For this recommender, we will use the following distance metric:

**[Edit distance on the two words with transpositions.](https://en.wikipedia.org/wiki/Damerau%E2%80%93Levenshtein_distance)**

In [10]:
# Timing the execution
start_time = time.time()

dist_cormu = 50
dist_incen = 50
dist_vali = 50
    
for x in correct_spellings:
    if x[0] == entries[0][0] and nltk.edit_distance('cormulent', x, transpositions=True) < dist_cormu:
        min_cormu = x
        dist_cormu = nltk.edit_distance('cormulent', x, transpositions=True)
            
    if x[0] == entries[1][0] and nltk.edit_distance('incendenece', x, transpositions=True) < dist_incen:
        min_incen = x
        dist_incen = nltk.edit_distance('incendenece', x, transpositions=True)
            
    if x[0] == entries[2][0] and nltk.edit_distance('validrate', x, transpositions=True) < dist_vali:
        min_vali = x
        dist_vali = nltk.edit_distance('validrate', x, transpositions=True)

print(min_cormu, min_incen, min_vali)
print("execution time : %s seconds" % (time.time() - start_time))

corpulent intendence validate
execution time : 6.542162179946899 seconds


### Conclusion

The jaccard distance method is way faster than the edit distance.
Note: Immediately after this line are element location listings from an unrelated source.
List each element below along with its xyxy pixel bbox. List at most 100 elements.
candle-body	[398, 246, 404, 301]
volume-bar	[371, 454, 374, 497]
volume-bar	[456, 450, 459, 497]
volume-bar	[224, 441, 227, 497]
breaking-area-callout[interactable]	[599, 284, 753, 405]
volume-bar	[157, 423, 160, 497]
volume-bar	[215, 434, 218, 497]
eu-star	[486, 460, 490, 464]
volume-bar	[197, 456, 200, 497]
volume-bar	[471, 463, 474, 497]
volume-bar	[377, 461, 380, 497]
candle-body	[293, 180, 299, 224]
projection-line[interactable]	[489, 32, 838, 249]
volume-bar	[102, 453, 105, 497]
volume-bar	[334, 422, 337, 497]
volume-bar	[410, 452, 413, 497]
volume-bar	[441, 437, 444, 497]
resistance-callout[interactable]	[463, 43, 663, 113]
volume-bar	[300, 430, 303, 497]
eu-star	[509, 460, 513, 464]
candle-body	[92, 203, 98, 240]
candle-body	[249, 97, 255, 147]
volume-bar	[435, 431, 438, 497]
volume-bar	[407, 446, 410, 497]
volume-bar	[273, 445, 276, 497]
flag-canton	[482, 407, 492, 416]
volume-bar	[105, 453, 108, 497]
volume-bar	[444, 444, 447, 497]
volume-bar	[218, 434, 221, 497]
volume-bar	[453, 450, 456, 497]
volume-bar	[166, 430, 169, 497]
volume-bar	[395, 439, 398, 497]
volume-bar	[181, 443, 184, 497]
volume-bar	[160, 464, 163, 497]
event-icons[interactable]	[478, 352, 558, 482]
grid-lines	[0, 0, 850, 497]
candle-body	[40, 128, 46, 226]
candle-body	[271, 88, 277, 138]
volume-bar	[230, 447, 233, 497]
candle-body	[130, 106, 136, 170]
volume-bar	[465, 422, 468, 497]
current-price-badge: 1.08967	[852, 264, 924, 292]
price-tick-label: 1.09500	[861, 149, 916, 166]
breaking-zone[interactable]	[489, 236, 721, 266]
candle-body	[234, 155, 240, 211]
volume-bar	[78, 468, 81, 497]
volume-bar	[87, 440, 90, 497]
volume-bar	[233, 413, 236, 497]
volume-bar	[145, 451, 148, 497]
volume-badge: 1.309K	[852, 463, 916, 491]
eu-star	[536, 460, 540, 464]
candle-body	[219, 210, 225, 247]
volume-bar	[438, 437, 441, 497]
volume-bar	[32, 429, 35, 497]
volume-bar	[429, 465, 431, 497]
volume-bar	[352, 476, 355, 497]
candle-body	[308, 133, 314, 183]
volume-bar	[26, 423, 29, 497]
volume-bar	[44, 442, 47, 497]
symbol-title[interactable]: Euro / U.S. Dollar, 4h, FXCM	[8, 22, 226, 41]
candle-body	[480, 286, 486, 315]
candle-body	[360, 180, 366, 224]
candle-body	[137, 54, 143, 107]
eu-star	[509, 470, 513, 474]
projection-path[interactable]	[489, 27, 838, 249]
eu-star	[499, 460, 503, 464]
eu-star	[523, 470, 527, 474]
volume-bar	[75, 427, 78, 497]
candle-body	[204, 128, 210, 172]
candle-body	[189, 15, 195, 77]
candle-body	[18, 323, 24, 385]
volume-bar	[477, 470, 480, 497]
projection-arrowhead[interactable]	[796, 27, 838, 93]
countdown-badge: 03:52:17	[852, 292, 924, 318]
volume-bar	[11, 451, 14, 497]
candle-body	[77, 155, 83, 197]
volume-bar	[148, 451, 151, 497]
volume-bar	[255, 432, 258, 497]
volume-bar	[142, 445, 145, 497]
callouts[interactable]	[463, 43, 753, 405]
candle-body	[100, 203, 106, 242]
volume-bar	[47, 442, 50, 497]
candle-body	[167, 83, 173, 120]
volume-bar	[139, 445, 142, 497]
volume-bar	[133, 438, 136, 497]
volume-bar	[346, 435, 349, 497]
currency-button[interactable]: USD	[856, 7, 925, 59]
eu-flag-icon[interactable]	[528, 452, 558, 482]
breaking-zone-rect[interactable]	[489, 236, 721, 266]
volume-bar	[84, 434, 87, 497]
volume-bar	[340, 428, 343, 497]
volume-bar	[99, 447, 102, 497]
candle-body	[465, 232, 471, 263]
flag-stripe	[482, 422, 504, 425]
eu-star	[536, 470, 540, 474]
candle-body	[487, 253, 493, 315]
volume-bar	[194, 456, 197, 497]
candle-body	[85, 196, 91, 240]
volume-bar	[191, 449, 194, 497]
The results are almost the same, the edit distance results are maybe a little more accurate : intendence is closer to incendenece than indecence.

Finally for a live spelling corrector use, the jaccard distance seems to be a better choice. But for an accurate use like a text verification, the edit distance may be better.